Mme Bourque, également directrice des Centres Beauséjour, indique que le financement gouvernemental a été reconduit il y a plus d’un an et jusqu’à 2024, mais que dans certains centres, les contrats se font toujours attendre. «On ne sait pas comment l’argent est distribué», déplore-t-elle.

En 2021, l’AQCID estimait à 25 millions $ annuellement l’aide gouvernementale récurrente nécessaire pour assurer la qualité et le maintien des services en traitement des dépendances. «Le financement est renouvelé depuis des années, mais il n’y a pas eu de révision du cadre financier, qui est aujourd’hui inadéquat, explique Vincent Marcoux. On reçoit toujours des petites grenailles qui font en sorte que l’organisme peut respirer un peu, mais pas assez pour qu’il soit fonctionnel.»

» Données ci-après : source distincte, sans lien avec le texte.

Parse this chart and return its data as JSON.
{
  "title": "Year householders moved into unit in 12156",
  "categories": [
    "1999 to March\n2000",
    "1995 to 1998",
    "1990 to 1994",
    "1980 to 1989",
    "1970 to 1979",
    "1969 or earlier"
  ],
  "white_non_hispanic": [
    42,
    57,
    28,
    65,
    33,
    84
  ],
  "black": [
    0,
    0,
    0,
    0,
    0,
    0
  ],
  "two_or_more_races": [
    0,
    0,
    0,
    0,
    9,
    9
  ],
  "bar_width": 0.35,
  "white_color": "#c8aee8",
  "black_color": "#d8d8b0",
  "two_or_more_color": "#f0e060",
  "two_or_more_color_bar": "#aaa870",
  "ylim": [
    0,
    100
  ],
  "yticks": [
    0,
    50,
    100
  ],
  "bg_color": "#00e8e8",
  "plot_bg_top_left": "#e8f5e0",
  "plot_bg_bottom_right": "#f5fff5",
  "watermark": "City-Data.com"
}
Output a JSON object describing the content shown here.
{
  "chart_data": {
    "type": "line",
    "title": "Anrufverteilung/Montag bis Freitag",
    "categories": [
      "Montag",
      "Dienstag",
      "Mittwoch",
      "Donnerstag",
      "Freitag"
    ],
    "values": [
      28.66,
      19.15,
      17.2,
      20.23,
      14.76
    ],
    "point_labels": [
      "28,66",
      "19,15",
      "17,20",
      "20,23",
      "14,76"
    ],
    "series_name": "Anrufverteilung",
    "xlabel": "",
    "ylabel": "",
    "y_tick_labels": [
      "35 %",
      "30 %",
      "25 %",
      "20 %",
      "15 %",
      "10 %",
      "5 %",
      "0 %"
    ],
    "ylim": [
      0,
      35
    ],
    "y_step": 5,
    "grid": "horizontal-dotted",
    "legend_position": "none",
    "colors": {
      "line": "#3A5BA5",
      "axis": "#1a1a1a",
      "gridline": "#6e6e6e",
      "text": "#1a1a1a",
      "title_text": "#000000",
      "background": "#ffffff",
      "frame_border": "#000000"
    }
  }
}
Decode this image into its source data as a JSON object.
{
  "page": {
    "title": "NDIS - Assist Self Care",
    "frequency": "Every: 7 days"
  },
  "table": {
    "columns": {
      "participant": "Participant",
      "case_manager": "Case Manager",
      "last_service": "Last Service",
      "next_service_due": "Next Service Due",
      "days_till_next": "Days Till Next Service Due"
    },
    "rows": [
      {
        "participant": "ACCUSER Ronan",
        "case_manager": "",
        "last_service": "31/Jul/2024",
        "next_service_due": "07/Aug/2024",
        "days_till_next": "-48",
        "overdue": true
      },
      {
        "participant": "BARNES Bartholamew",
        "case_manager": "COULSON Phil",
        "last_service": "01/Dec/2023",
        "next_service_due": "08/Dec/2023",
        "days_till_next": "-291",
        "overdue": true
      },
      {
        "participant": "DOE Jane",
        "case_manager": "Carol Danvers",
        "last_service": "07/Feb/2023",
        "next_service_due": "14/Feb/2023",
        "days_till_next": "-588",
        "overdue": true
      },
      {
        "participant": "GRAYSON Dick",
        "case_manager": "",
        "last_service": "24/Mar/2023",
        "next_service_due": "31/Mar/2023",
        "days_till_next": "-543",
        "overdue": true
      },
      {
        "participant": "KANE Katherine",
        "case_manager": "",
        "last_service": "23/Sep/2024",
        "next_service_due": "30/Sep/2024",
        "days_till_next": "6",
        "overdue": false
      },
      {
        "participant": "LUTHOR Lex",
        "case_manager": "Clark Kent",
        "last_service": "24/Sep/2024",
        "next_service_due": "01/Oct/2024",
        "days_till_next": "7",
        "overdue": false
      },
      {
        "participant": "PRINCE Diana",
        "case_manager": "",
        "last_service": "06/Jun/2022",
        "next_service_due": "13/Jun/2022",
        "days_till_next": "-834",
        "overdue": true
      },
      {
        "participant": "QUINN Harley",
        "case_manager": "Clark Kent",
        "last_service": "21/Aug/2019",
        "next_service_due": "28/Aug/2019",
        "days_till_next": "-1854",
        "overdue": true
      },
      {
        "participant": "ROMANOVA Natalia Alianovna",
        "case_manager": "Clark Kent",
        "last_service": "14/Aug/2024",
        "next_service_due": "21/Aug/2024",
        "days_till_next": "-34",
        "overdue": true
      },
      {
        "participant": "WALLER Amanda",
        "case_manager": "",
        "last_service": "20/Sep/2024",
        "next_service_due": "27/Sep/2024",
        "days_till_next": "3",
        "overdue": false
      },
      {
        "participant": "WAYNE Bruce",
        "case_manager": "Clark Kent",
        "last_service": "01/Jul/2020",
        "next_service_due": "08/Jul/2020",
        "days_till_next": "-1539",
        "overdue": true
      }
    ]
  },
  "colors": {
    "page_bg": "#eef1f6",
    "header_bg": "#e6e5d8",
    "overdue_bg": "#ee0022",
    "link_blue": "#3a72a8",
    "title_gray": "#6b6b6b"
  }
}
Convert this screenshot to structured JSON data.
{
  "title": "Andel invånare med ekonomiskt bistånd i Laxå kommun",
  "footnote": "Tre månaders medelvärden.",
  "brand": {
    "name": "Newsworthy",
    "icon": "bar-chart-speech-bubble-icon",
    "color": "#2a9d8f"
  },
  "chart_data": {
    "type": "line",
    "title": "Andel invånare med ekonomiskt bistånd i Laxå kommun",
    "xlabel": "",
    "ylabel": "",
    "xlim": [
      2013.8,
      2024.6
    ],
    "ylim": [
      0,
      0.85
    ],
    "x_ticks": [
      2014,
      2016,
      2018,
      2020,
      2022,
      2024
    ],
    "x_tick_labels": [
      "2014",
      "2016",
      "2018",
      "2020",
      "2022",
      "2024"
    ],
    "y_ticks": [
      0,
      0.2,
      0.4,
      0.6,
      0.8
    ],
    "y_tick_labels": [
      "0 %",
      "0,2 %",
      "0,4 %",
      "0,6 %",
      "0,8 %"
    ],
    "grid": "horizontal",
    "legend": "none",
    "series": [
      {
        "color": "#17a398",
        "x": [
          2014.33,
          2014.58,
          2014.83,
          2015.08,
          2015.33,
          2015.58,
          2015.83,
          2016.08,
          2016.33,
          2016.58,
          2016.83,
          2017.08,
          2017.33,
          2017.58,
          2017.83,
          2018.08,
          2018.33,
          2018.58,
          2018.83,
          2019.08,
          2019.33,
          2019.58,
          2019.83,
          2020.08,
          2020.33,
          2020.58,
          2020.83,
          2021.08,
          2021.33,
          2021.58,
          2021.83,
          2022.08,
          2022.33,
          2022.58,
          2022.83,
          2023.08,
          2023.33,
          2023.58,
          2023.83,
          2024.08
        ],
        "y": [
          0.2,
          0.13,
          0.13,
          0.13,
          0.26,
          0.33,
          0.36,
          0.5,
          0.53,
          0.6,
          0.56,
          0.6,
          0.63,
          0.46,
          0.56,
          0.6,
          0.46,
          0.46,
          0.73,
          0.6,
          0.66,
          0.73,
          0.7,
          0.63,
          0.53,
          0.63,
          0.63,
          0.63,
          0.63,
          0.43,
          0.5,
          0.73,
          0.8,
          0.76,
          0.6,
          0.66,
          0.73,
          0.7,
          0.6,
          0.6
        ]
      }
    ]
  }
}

Il indique, par exemple, que les centres de traitement reçoivent un montant quotidien par pensionnaire. Ainsi, les établissements doivent être constamment pleins pour toucher de l’aide financière. De plus, celle-ci est octroyée pour les usagers vivant de l’aide sociale, stipule M. Marcoux. Ce faisant, les travailleurs et les chômeurs doivent débourser pour leur thérapie, ce qui crée une iniquité dans l’accès aux soins.

Rencontre demandée avec le ministre Carmant

Les organismes privés de traitement des dépendances souhaitent une rencontre avec le ministre responsable de leur dossier, Lionel Carmant, depuis plusieurs mois. Ils espèrent que Québec sera au rendez-vous et à l’écoute cette fois-ci.

«On a besoin d’être entendus, poursuit Mme Bourque. On ne sait pas du tout l’an prochain à quoi notre financement va ressembler, mais il doit être bonifié parce que la situation est en train de devenir très difficile pour certains centres.

«Souvent, [le ministère] s’y prend à la dernière minute et nous dit qu’il n’a pas eu assez de temps pour revoir notre financement, ajoute la directrice. On aimerait ça s’y prendre d’avance pour une fois.»

Le cabinet du ministre des Services sociaux, Lionel Carmant, n’a pas donné suite aux demandes d’entrevue de La Presse Canadienne.

———

Cette dépêche a été rédigée avec l’aide financière de la Bourse de Meta et de La Presse Canadienne pour les nouvelles.